Localization of an accessory helicase at the replisome is critical in sustaining efficient genome duplication

Abstract

Genome duplication requires accessory helicases to displace proteins ahead of advancing replication forks. Escherichia coli contains three helicases, Rep, UvrD and DinG, that might promote replication of protein-bound DNA. One of these helicases, Rep, also interacts with the replicative helicase DnaB. We demonstrate that Rep is the only putative accessory helicase whose absence results in an increased chromosome duplication time. We show also that the interaction between Rep and DnaB is required for Rep to maintain rapid genome duplication. Furthermore, this Rep-DnaB interaction is critical in minimizing the need for both recombinational processing of blocked replication forks and replisome reassembly, indicating that colocalization of Rep and DnaB minimizes stalling and subsequent inactivation of replication forks. These data indicate that E. coli contains only one helicase that acts as an accessory motor at the fork in wild-type cells, that such an activity is critical for the maintenance of rapid genome duplication and that colocalization with the replisome is crucial for this function.
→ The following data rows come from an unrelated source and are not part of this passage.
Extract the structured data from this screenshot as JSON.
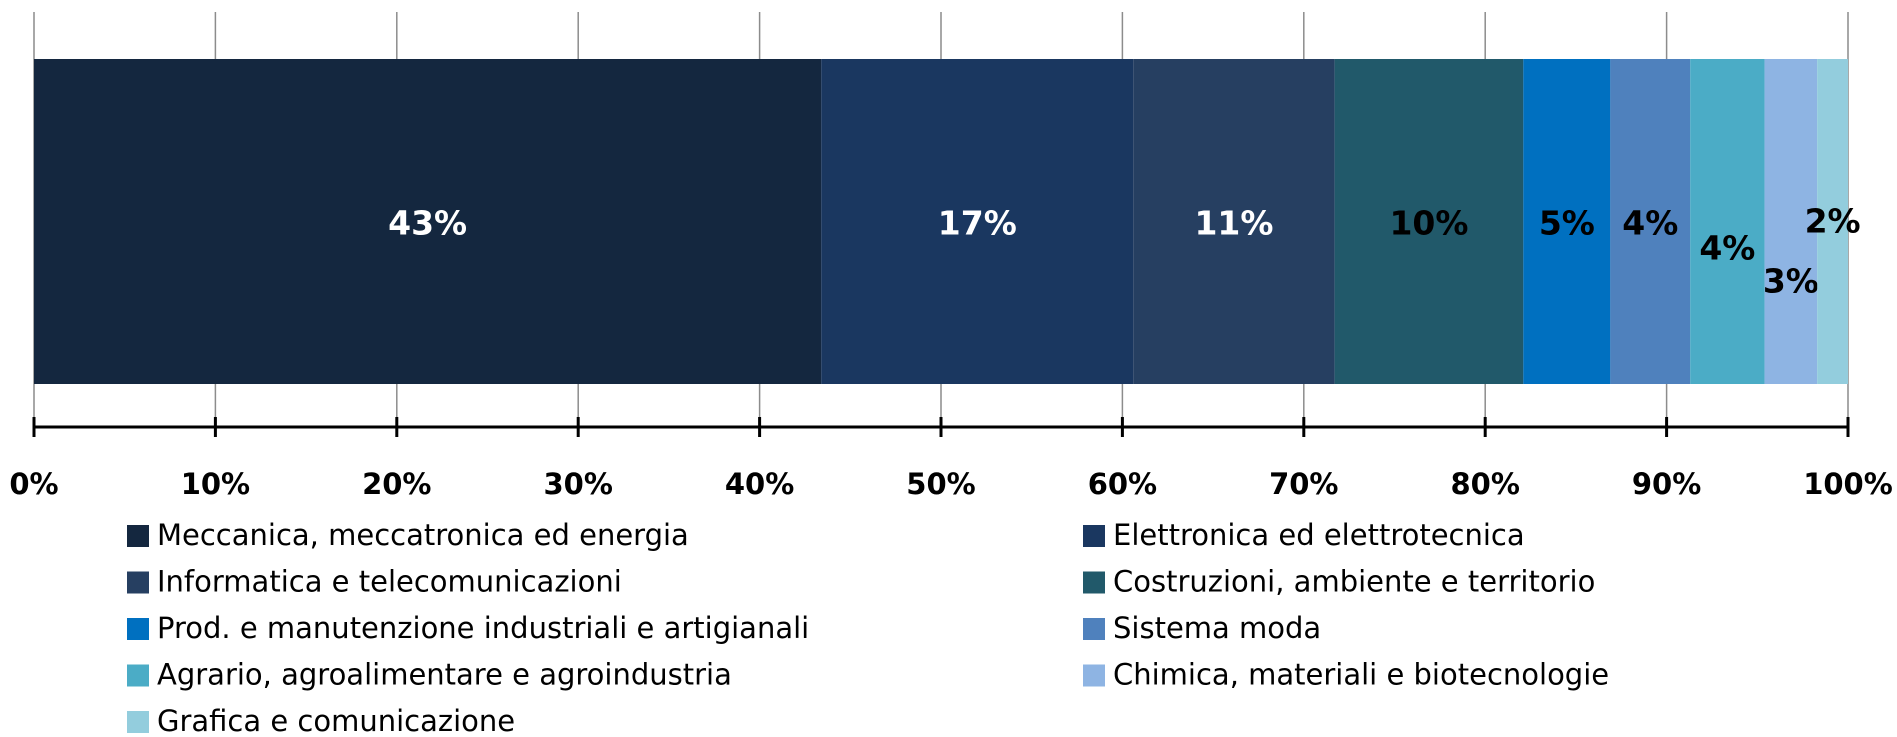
{
  "chart_data": {
    "type": "stacked_bar_horizontal",
    "categories": [
      null
    ],
    "series": [
      {
        "name": "Meccanica, meccatronica ed energia",
        "color": "#14273f",
        "values": [
          43.4
        ],
        "value_labels": [
          "43%"
        ]
      },
      {
        "name": "Elettronica ed elettrotecnica",
        "color": "#1a3760",
        "values": [
          17.2
        ],
        "value_labels": [
          "17%"
        ]
      },
      {
        "name": "Informatica e telecomunicazioni",
        "color": "#263f61",
        "values": [
          11.1
        ],
        "value_labels": [
          "11%"
        ]
      },
      {
        "name": "Costruzioni, ambiente e territorio",
        "color": "#21596a",
        "values": [
          10.4
        ],
        "value_labels": [
          "10%"
        ]
      },
      {
        "name": "Prod. e manutenzione industriali e artigianali",
        "color": "#0070c0",
        "values": [
          4.8
        ],
        "value_labels": [
          "5%"
        ]
      },
      {
        "name": "Sistema moda",
        "color": "#4f81bd",
        "values": [
          4.4
        ],
        "value_labels": [
          "4%"
        ]
      },
      {
        "name": "Agrario, agroalimentare e agroindustria",
        "color": "#4bacc6",
        "values": [
          4.1
        ],
        "value_labels": [
          "4%"
        ]
      },
      {
        "name": "Chimica, materiali e biotecnologie",
        "color": "#8eb4e3",
        "values": [
          2.9
        ],
        "value_labels": [
          "3%"
        ]
      },
      {
        "name": "Grafica e comunicazione",
        "color": "#93cddd",
        "values": [
          1.7
        ],
        "value_labels": [
          "2%"
        ]
      }
    ],
    "xlim": [
      0,
      100
    ],
    "xticks": [
      {
        "value": 0,
        "label": "0%"
      },
      {
        "value": 10,
        "label": "10%"
      },
      {
        "value": 20,
        "label": "20%"
      },
      {
        "value": 30,
        "label": "30%"
      },
      {
        "value": 40,
        "label": "40%"
      },
      {
        "value": 50,
        "label": "50%"
      },
      {
        "value": 60,
        "label": "60%"
      },
      {
        "value": 70,
        "label": "70%"
      },
      {
        "value": 80,
        "label": "80%"
      },
      {
        "value": 90,
        "label": "90%"
      },
      {
        "value": 100,
        "label": "100%"
      }
    ],
    "grid": true,
    "legend": "bottom"
  }
}
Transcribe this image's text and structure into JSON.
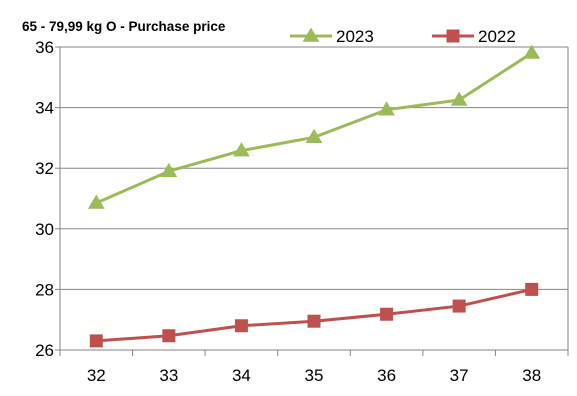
{
  "chart_data": {
    "type": "line",
    "title": "65 - 79,99 kg O - Purchase price",
    "x": [
      32,
      33,
      34,
      35,
      36,
      37,
      38
    ],
    "ylim": [
      26,
      36
    ],
    "yticks": [
      26,
      28,
      30,
      32,
      34,
      36
    ],
    "grid": "horizontal",
    "legend": "top-right",
    "series": [
      {
        "name": "2023",
        "color": "#9BBB59",
        "marker": "triangle",
        "values": [
          30.85,
          31.9,
          32.58,
          33.02,
          33.93,
          34.25,
          35.8
        ]
      },
      {
        "name": "2022",
        "color": "#C0504D",
        "marker": "square",
        "values": [
          26.3,
          26.47,
          26.8,
          26.95,
          27.18,
          27.45,
          28.0
        ]
      }
    ]
  }
}
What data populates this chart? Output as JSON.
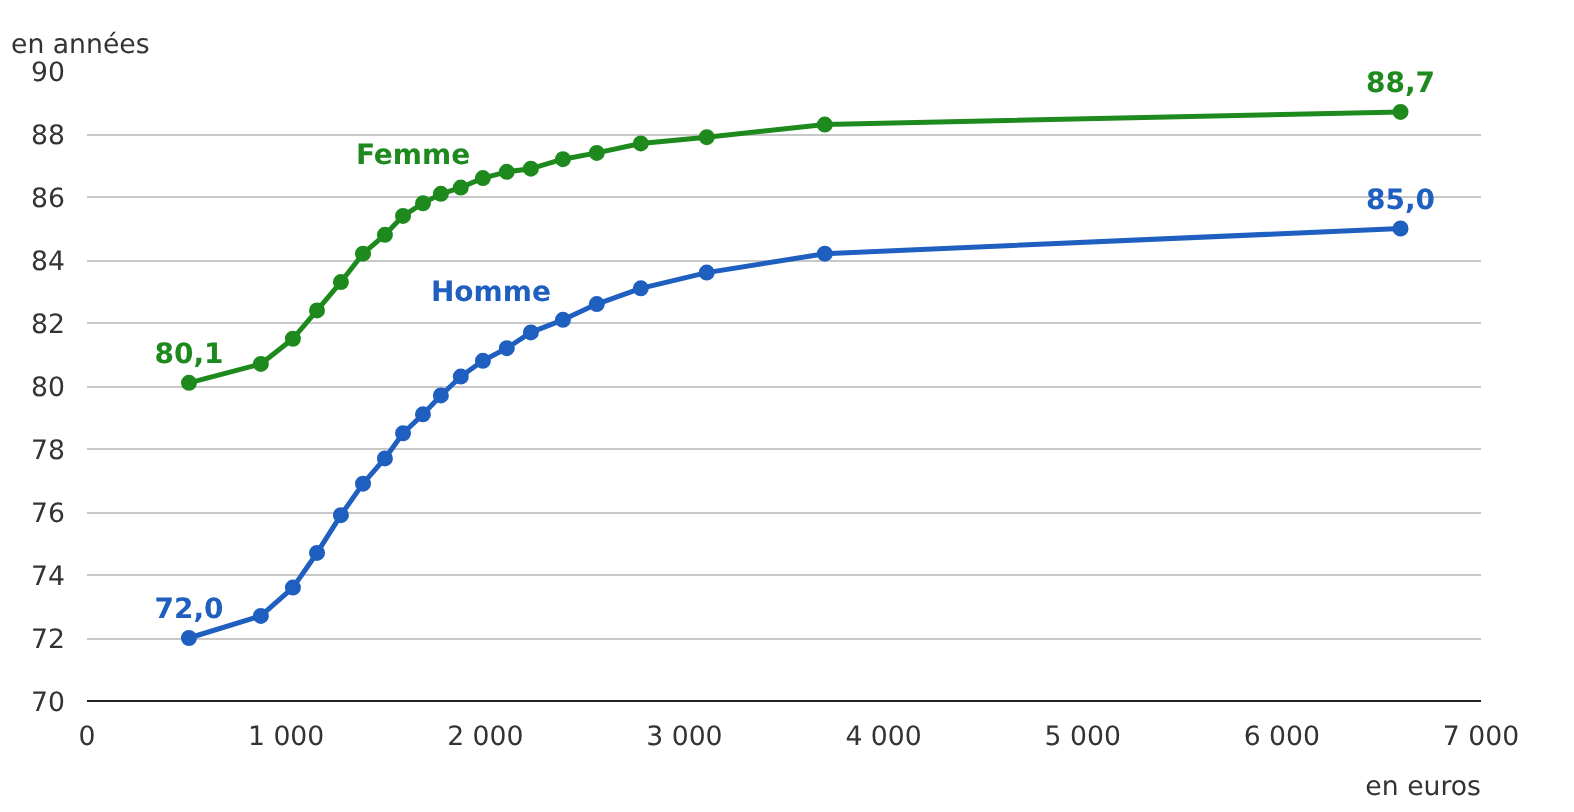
{
  "chart_data": {
    "type": "line",
    "xlabel": "en euros",
    "ylabel": "en années",
    "xlim": [
      0,
      7000
    ],
    "ylim": [
      70,
      90
    ],
    "xticks": [
      0,
      {
        "value": 1000,
        "label": "1 000"
      },
      {
        "value": 2000,
        "label": "2 000"
      },
      {
        "value": 3000,
        "label": "3 000"
      },
      {
        "value": 4000,
        "label": "4 000"
      },
      {
        "value": 5000,
        "label": "5 000"
      },
      {
        "value": 6000,
        "label": "6 000"
      },
      {
        "value": 7000,
        "label": "7 000"
      }
    ],
    "yticks": [
      70,
      72,
      74,
      76,
      78,
      80,
      82,
      84,
      86,
      88,
      90
    ],
    "grid": "y",
    "marker": "circle",
    "line_style": "solid",
    "series": [
      {
        "name": "Femme",
        "color": "#1e8a1e",
        "x": [
          512,
          873,
          1034,
          1155,
          1275,
          1386,
          1496,
          1587,
          1687,
          1777,
          1877,
          1988,
          2108,
          2229,
          2390,
          2560,
          2781,
          3112,
          3705,
          6596
        ],
        "values": [
          80.1,
          80.7,
          81.5,
          82.4,
          83.3,
          84.2,
          84.8,
          85.4,
          85.8,
          86.1,
          86.3,
          86.6,
          86.8,
          86.9,
          87.2,
          87.4,
          87.7,
          87.9,
          88.3,
          88.7
        ],
        "value_labels": [
          "80,1",
          null,
          null,
          null,
          null,
          null,
          null,
          null,
          null,
          null,
          null,
          null,
          null,
          null,
          null,
          null,
          null,
          null,
          null,
          "88,7"
        ]
      },
      {
        "name": "Homme",
        "color": "#1f5fbf",
        "x": [
          512,
          873,
          1034,
          1155,
          1275,
          1386,
          1496,
          1587,
          1687,
          1777,
          1877,
          1988,
          2108,
          2229,
          2390,
          2560,
          2781,
          3112,
          3705,
          6596
        ],
        "values": [
          72.0,
          72.7,
          73.6,
          74.7,
          75.9,
          76.9,
          77.7,
          78.5,
          79.1,
          79.7,
          80.3,
          80.8,
          81.2,
          81.7,
          82.1,
          82.6,
          83.1,
          83.6,
          84.2,
          85.0
        ],
        "value_labels": [
          "72,0",
          null,
          null,
          null,
          null,
          null,
          null,
          null,
          null,
          null,
          null,
          null,
          null,
          null,
          null,
          null,
          null,
          null,
          null,
          "85,0"
        ]
      }
    ]
  }
}
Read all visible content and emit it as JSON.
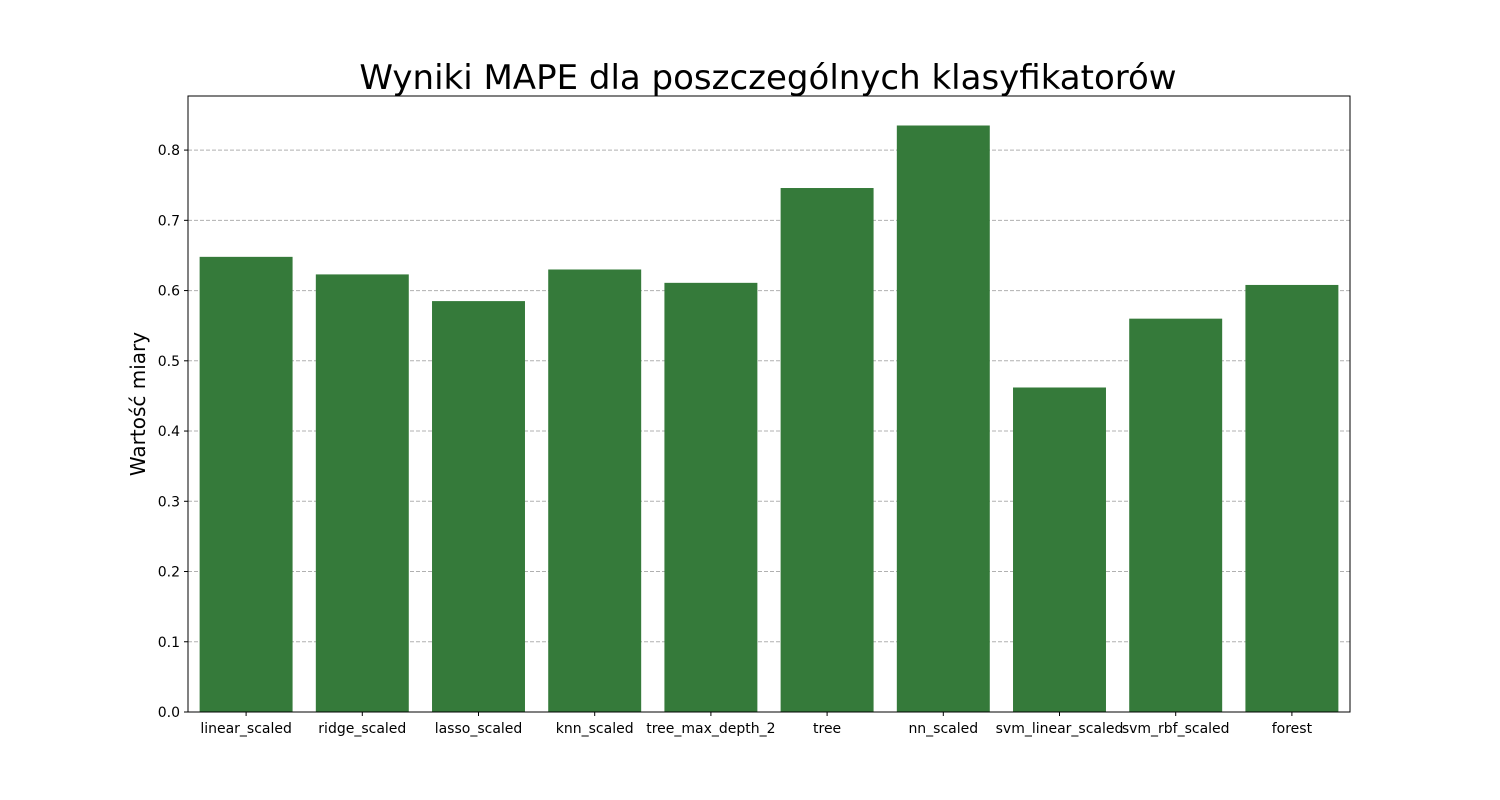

Given that the only other characterized accessory motor, Saccharomyces cerevisiae Rrm3p, associates physically with the replisome, our demonstration of the functional importance of such an association indicates that colocalization may be a conserved feature of accessory replicative motors.

Figure 1.

The impact of Rep, UvrD and DinG on chromosome duplication time. (A–F) Flow cytometry profiles of the indicated strains, all bearing the temperature sensitive dnaA46 allele. Cell samples were removed for analysis immediately prior to shifting the cultures from 42°C to 30°C (designated 0 min). After 10 min at 30°C the cultures were returned to 42°C. Samples were then removed at 10-min intervals after the temperature downshift. The positions of 1 and 2 chromosome equivalents are indicated.

Figure 2.

Increased chromosome duplication time in the absence of Rep is not due to the absence of PriC-directed replisome reassembly. (A–C) Flow cytometry profiles of the indicated dnaA5-containing strains. Samples were removed just before shifting the cells to 30°C (time zero) and every 10 min thereafter.

Figure 3.

The Rep–DnaB interaction promotes viability of ΔuvrD cells in a transcription-dependent manner. (A) The ability of the indicated strains to form colonies in the absence of plasmid-encoded UvrD, as indicated by the formation of white colonies in the presence of Xgal and IPTG, was monitored under rapid growth conditions (LB) and under restricted growth conditions (MA, minimal agar). Numbers under each panel refer to the fraction of white colonies obtained, whilst the numbers in parentheses indicate the actual number of white colonies and total number of colonies. (B) (i) Growth rates of ΔuvrD rep⁺ (N7912), ΔuvrD repΔC33 (N7913) and ΔuvrD Δrep (N6644), all lacking pRC7 encoding UvrD, upon transfer of cells from minimal medium into LB. (ii) Median lengths of cells grown in minimal medium immediately prior to transfer into LB, and after 3 h in LB. (C) Retention or loss of pRC7-encoded UvrD in (i) ΔuvrD rep⁺ and (ii) ΔuvrD repΔC33 strains bearing rpoB*35 was monitored on LB plates containing Xgal and IPTG.

Figure 4.

The Rep–DnaB interaction minimizes the need for blocked fork processing and replication restart. (A) Retention or loss of pRC7-encoded Rep in rec⁺ and recB strains bearing chromosomal rep⁺ or repΔC33 alleles monitored on LB plates containing Xgal and IPTG. The inset panel in (iv) is an expanded view of blue and white colonies, illustrating the formation of micro-colonies alongside the large plasmid-containing blue colonies. (B) Retention or loss of pRC7-encoded PriA in priA⁺ and ΔpriA strains bearing chromosomal rep⁺ or repΔC33 alleles monitored on LB containing Xgal and IPTG.

Figure 5.

The Rep–DnaB interaction does not alter the mean integral speed of the replisome. Chromosome duplication was monitored by flow cytometry in dnaA46 strains bearing rep alleles encoding (A) wild-type Rep and (B) RepK28R. Time zero indicates samples removed after 2 h at 42°C immediately prior to shifting the cultures to 30°C. Positions of 1 and 2 chromosome equivalents are indicated.